Conquering, conquered shall he be,
And far away shall sleep with me.

"Those were the words which I remember because of the jingle of them; also because such seems to have been the fate of Thorgrimmer and the sword that his grandson took from his tomb."

Here I would have asked about this grandson and the tomb, but having no time, held my peace.

"All my life have I kept that sword," went on my mother, "not giving it to your father or brothers, lest the fate written on it should befall them, for those old wizards of the north, who fashioned such weapons with toil and skill, could foresee the future—as at times I can, for it is in my blood. Yet now I am moved to bid you take it, Hubert, and go where its flame leads you and dree your gloom, whatever it may be, for I know you will use it like Thorgrimmer's self."

She paused for a moment, then went on:

"Hubert, perhaps we part for the last time, for I think that my hour is at hand. But let not that trouble you, since I am glad to go to join those who went before, and others with them, perchance Thorgrimmer's self. Hearken, Hubert. If aught befalls me, or this place, stay not here. Go to London town and seek out John Grimmer, my brother, the rich merchant and goldsmith who dwells in the place called Cheap. He knew you as a child and loved you, and lacking offspring of his own will welcome you for both our sakes. My father would not give John the sword lest its fate should be on him, but I say that John will be glad to welcome one of our race who holds it in his hand. Take it then, and with it that bag of gold, which may prove of service ere all be done.

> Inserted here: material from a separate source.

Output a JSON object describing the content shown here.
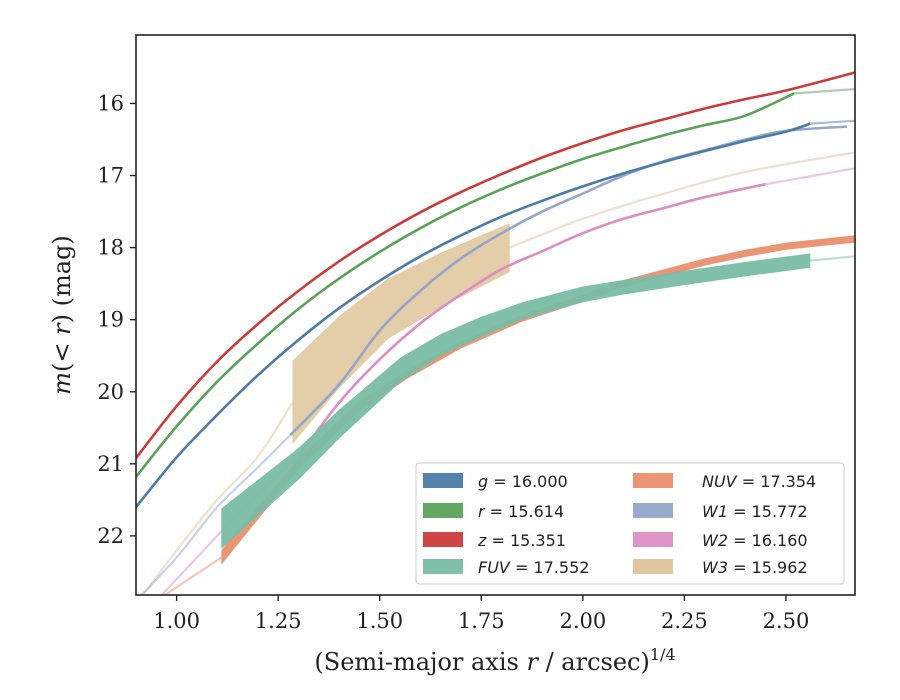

"Aye, and there is one more thing—this ring which, so says the tale, came down with the sword and the bow, and once had writing on it like the sword, though that is long since rubbed away. Take it and wear it till perchance, in some day to come, you give it to another as I did."

Wondering at all this tale which, after her secret fashion, my mother had kept from me till that hour, I set the ring upon my finger.

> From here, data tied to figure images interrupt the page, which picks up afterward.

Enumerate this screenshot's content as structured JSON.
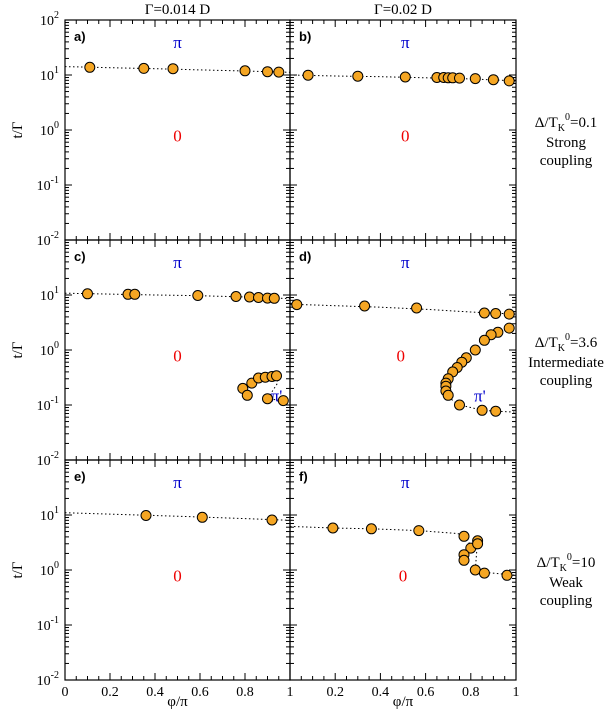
{
  "colors": {
    "marker_fill": "#f5a623",
    "marker_edge": "#000000",
    "pi_label": "#0000cc",
    "zero_label": "#ee0000"
  },
  "column_titles": [
    "Γ=0.014 D",
    "Γ=0.02 D"
  ],
  "y_axis_label": "t/Γ",
  "x_axis_label": "φ/π",
  "x_ticks": [
    "0",
    "0.2",
    "0.4",
    "0.6",
    "0.8",
    "1"
  ],
  "row_labels": [
    {
      "ratio": "Δ/T",
      "sub": "K",
      "sup": "0",
      "value": "=0.1",
      "line1": "Strong",
      "line2": "coupling"
    },
    {
      "ratio": "Δ/T",
      "sub": "K",
      "sup": "0",
      "value": "=3.6",
      "line1": "Intermediate",
      "line2": "coupling"
    },
    {
      "ratio": "Δ/T",
      "sub": "K",
      "sup": "0",
      "value": "=10",
      "line1": "Weak",
      "line2": "coupling"
    }
  ],
  "chart_data": {
    "type": "scatter",
    "xlabel": "φ/π",
    "ylabel": "t/Γ",
    "xlim": [
      0,
      1
    ],
    "ylim": [
      0.01,
      100
    ],
    "yscale": "log",
    "y_ticks": [
      {
        "value": 0.01,
        "base": "10",
        "exp": "-2"
      },
      {
        "value": 0.1,
        "base": "10",
        "exp": "-1"
      },
      {
        "value": 1,
        "base": "10",
        "exp": "0"
      },
      {
        "value": 10,
        "base": "10",
        "exp": "1"
      },
      {
        "value": 100,
        "base": "10",
        "exp": "2"
      }
    ],
    "panels": [
      {
        "label": "a)",
        "row": 0,
        "col": 0,
        "regions": [
          {
            "text": "π",
            "kind": "pi",
            "x": 0.5,
            "y": 40
          },
          {
            "text": "0",
            "kind": "zero",
            "x": 0.5,
            "y": 0.8
          }
        ],
        "line": [
          [
            0.0,
            14.2
          ],
          [
            0.2,
            13.6
          ],
          [
            0.4,
            13.0
          ],
          [
            0.6,
            12.4
          ],
          [
            0.8,
            11.8
          ],
          [
            1.0,
            11.2
          ]
        ],
        "points": [
          [
            0.11,
            13.8
          ],
          [
            0.35,
            13.2
          ],
          [
            0.48,
            13.0
          ],
          [
            0.8,
            11.9
          ],
          [
            0.9,
            11.5
          ],
          [
            0.95,
            11.3
          ]
        ]
      },
      {
        "label": "b)",
        "row": 0,
        "col": 1,
        "regions": [
          {
            "text": "π",
            "kind": "pi",
            "x": 0.51,
            "y": 40
          },
          {
            "text": "0",
            "kind": "zero",
            "x": 0.51,
            "y": 0.8
          }
        ],
        "line": [
          [
            0.0,
            10.0
          ],
          [
            0.2,
            9.6
          ],
          [
            0.4,
            9.3
          ],
          [
            0.6,
            8.9
          ],
          [
            0.8,
            8.5
          ],
          [
            1.0,
            7.8
          ]
        ],
        "points": [
          [
            0.08,
            9.9
          ],
          [
            0.3,
            9.5
          ],
          [
            0.51,
            9.2
          ],
          [
            0.65,
            9.0
          ],
          [
            0.68,
            9.0
          ],
          [
            0.7,
            8.9
          ],
          [
            0.72,
            8.9
          ],
          [
            0.75,
            8.8
          ],
          [
            0.82,
            8.6
          ],
          [
            0.9,
            8.2
          ],
          [
            0.97,
            7.8
          ]
        ]
      },
      {
        "label": "c)",
        "row": 1,
        "col": 0,
        "regions": [
          {
            "text": "π",
            "kind": "pi",
            "x": 0.5,
            "y": 40
          },
          {
            "text": "0",
            "kind": "zero",
            "x": 0.5,
            "y": 0.8
          },
          {
            "text": "π'",
            "kind": "pi",
            "x": 0.94,
            "y": 0.15
          }
        ],
        "line": [
          [
            0.0,
            10.8
          ],
          [
            0.2,
            10.4
          ],
          [
            0.4,
            10.0
          ],
          [
            0.6,
            9.7
          ],
          [
            0.8,
            9.2
          ],
          [
            1.0,
            8.6
          ]
        ],
        "points": [
          [
            0.1,
            10.5
          ],
          [
            0.28,
            10.3
          ],
          [
            0.31,
            10.3
          ],
          [
            0.59,
            9.8
          ],
          [
            0.76,
            9.4
          ],
          [
            0.82,
            9.2
          ],
          [
            0.86,
            9.0
          ],
          [
            0.9,
            8.8
          ],
          [
            0.93,
            8.7
          ]
        ],
        "branch_line": [
          [
            0.79,
            0.2
          ],
          [
            0.81,
            0.15
          ],
          [
            0.83,
            0.25
          ],
          [
            0.86,
            0.31
          ],
          [
            0.89,
            0.32
          ],
          [
            0.92,
            0.33
          ],
          [
            0.94,
            0.34
          ],
          [
            0.945,
            0.25
          ],
          [
            0.9,
            0.13
          ],
          [
            0.97,
            0.12
          ]
        ],
        "branch_points": [
          [
            0.79,
            0.2
          ],
          [
            0.81,
            0.15
          ],
          [
            0.83,
            0.25
          ],
          [
            0.86,
            0.31
          ],
          [
            0.89,
            0.32
          ],
          [
            0.92,
            0.33
          ],
          [
            0.94,
            0.34
          ],
          [
            0.9,
            0.13
          ],
          [
            0.97,
            0.12
          ]
        ]
      },
      {
        "label": "d)",
        "row": 1,
        "col": 1,
        "regions": [
          {
            "text": "π",
            "kind": "pi",
            "x": 0.51,
            "y": 40
          },
          {
            "text": "0",
            "kind": "zero",
            "x": 0.49,
            "y": 0.8
          },
          {
            "text": "π'",
            "kind": "pi",
            "x": 0.84,
            "y": 0.15
          }
        ],
        "line": [
          [
            0.0,
            6.8
          ],
          [
            0.2,
            6.4
          ],
          [
            0.4,
            6.0
          ],
          [
            0.6,
            5.5
          ],
          [
            0.8,
            4.9
          ],
          [
            1.0,
            4.5
          ]
        ],
        "points": [
          [
            0.03,
            6.7
          ],
          [
            0.33,
            6.3
          ],
          [
            0.56,
            5.8
          ],
          [
            0.86,
            4.7
          ],
          [
            0.91,
            4.6
          ],
          [
            0.97,
            4.5
          ]
        ],
        "branch_line": [
          [
            0.97,
            2.5
          ],
          [
            0.96,
            2.4
          ],
          [
            0.92,
            2.1
          ],
          [
            0.89,
            1.9
          ],
          [
            0.86,
            1.5
          ],
          [
            0.82,
            1.0
          ],
          [
            0.78,
            0.72
          ],
          [
            0.76,
            0.6
          ],
          [
            0.74,
            0.48
          ],
          [
            0.72,
            0.4
          ],
          [
            0.7,
            0.3
          ],
          [
            0.69,
            0.25
          ],
          [
            0.69,
            0.22
          ],
          [
            0.69,
            0.18
          ],
          [
            0.7,
            0.15
          ],
          [
            0.72,
            0.12
          ],
          [
            0.75,
            0.1
          ],
          [
            0.8,
            0.09
          ],
          [
            0.85,
            0.08
          ],
          [
            0.91,
            0.077
          ],
          [
            1.0,
            0.074
          ]
        ],
        "branch_points": [
          [
            0.97,
            2.5
          ],
          [
            0.92,
            2.1
          ],
          [
            0.89,
            1.9
          ],
          [
            0.86,
            1.5
          ],
          [
            0.82,
            1.0
          ],
          [
            0.78,
            0.72
          ],
          [
            0.76,
            0.6
          ],
          [
            0.74,
            0.48
          ],
          [
            0.72,
            0.4
          ],
          [
            0.7,
            0.3
          ],
          [
            0.69,
            0.25
          ],
          [
            0.69,
            0.22
          ],
          [
            0.69,
            0.18
          ],
          [
            0.7,
            0.15
          ],
          [
            0.75,
            0.1
          ],
          [
            0.85,
            0.08
          ],
          [
            0.91,
            0.077
          ]
        ]
      },
      {
        "label": "e)",
        "row": 2,
        "col": 0,
        "regions": [
          {
            "text": "π",
            "kind": "pi",
            "x": 0.5,
            "y": 40
          },
          {
            "text": "0",
            "kind": "zero",
            "x": 0.5,
            "y": 0.8
          }
        ],
        "line": [
          [
            0.0,
            11.0
          ],
          [
            0.2,
            10.4
          ],
          [
            0.4,
            9.8
          ],
          [
            0.6,
            9.2
          ],
          [
            0.8,
            8.6
          ],
          [
            1.0,
            8.0
          ]
        ],
        "points": [
          [
            0.36,
            9.8
          ],
          [
            0.61,
            9.1
          ],
          [
            0.92,
            8.1
          ]
        ]
      },
      {
        "label": "f)",
        "row": 2,
        "col": 1,
        "regions": [
          {
            "text": "π",
            "kind": "pi",
            "x": 0.51,
            "y": 40
          },
          {
            "text": "0",
            "kind": "zero",
            "x": 0.5,
            "y": 0.8
          }
        ],
        "line": [
          [
            0.0,
            6.2
          ],
          [
            0.19,
            5.8
          ],
          [
            0.36,
            5.6
          ],
          [
            0.57,
            5.2
          ],
          [
            0.74,
            4.6
          ],
          [
            0.78,
            4.2
          ],
          [
            0.8,
            2.6
          ],
          [
            0.83,
            3.6
          ],
          [
            0.82,
            1.0
          ],
          [
            0.87,
            0.9
          ],
          [
            1.0,
            0.8
          ]
        ],
        "points": [
          [
            0.19,
            5.8
          ],
          [
            0.36,
            5.6
          ],
          [
            0.57,
            5.2
          ],
          [
            0.77,
            4.1
          ],
          [
            0.8,
            2.5
          ],
          [
            0.83,
            3.4
          ],
          [
            0.83,
            3.0
          ],
          [
            0.77,
            1.9
          ],
          [
            0.77,
            1.5
          ],
          [
            0.82,
            1.0
          ],
          [
            0.86,
            0.88
          ],
          [
            0.96,
            0.8
          ]
        ]
      }
    ]
  }
}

"I gave yonder ring to your father on the day that we were betrothed," went on my mother, "and I took it back again from his corpse after he had been found floating in the sea. Now I pass it on to you who soon will be all that is left of both of us."

"Hark!" she continued, "the crier summons all men with their arms to the market-place to fight England's foes. Therefore one word more while I buckle the sword Wave-Flame on to you, as doubtless his women folk did on to Thorgrimmer, your ancestor. My blessing on you, Hubert. Be you such a one as Thorgrimmer was, for we of the Norse blood desire that our loves and sons should prove not backward when swords are aloft and arrows fly. But be you more than he, be you a Christian also, remembering that however long you live, and the Battle-maidens have not marked you yet, at last you must die and give account.

"Hubert, you are such a one as women will love; one, too, who, I fear me, will be a lover of women, for that weakness goes with strength and manhood by Nature's laws. Be careful of women, Hubert, and if you may, choose those who are not false and cling to her who is most true. Oh, you will wander far; I read it in your eyes that you will wander far, yet shall your heart stay English. Kiss me and begone! Lad, are you forgetting your spare arrows and the bull-hide jerkin that was your father's? You will want them both to-day. Farewell, farewell! God and His Christ be with you—and shoot you straight and smite you hard. Nay, no tears, lest my eyes should be dimmed, for I'll climb to the attic and watch you fight."